There has been deep resistance to the two financial contracts as the industry sees little need for them.

‘Why would you have a new Oman contract? The DME is worried that trading in the Oman contract has peaked, but they should have thought of ways of making the contract better, rather than launch a new one,’ a Singapore-based trader said.

The DME can congratulate itself on having kept the DME Oman contract alive a year after its launch, a feat for a Middle East sour futures contract, after a series of failed attempts.

For a factbox of attempts to launch sour crude futures, click on [ID:nSP210208]

But volumes are falling and daily trades averaged only 994 lots so far in June, almost half of a year ago.

At the same time, around a third of all contracts traded in May led to physical delivery, threatening to transform the DME into a physical -- rather than futures -- clearing house, a distortion that the DME new cash-settled contracts aim to rectify by attracting financial institutions wary of physical delivery.

TURMOIL HUMBLES NEW CONTRACTS

While the odds were against the new contracts from the start, the DME could hardly have launched them at a worse time.

‘There is so much going on now, with the absolute price going all over the place, that it is hard to take time to look at these contracts,’ said Tony Nunan, risk management executive at Tokyo-based Mitsubishi Corp.

Oil rose to an all-time record high of almost $140 a barrel this week and price swings on a given day can exceed $5, making traders wary of adding to their risks by trading new, untested contracts.

Higher oil prices also mean increased trading costs as the margin increases, reducing the volume that companies can trade.

‘Business is not a lot of fun at the moment.

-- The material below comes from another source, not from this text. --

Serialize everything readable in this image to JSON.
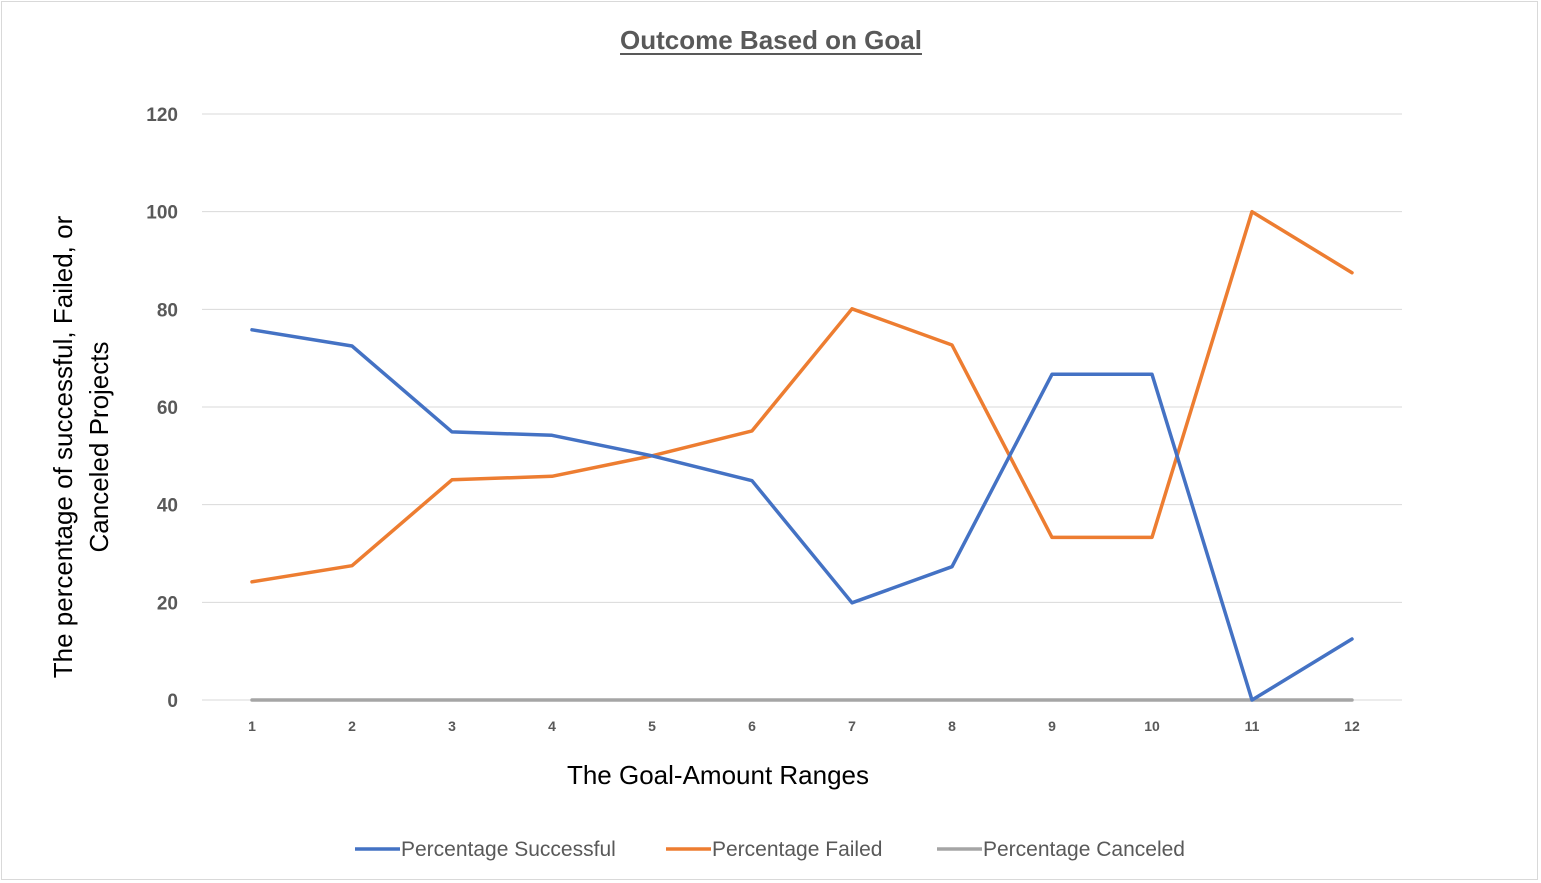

It is all slow. There should be more interest in the contracts but until the market settles, it will be thin,’ a Singapore-based broker said.

Threats of tightening trading regulations are adding to the cautious stance, even though they would be unlikely to impact contracts on the DME, which follows the New York Exchange (NYMEX) rules as it is backed by NYMEX NMX.N, which is regulated by the US Commodity Futures Trading Commission.

US regulators are feeling the heat from lawmakers to rein in what they see as excessive speculation in commodities markets, which they believe is the culprit behind record crude oil prices that have risen nearly 40 percent since January.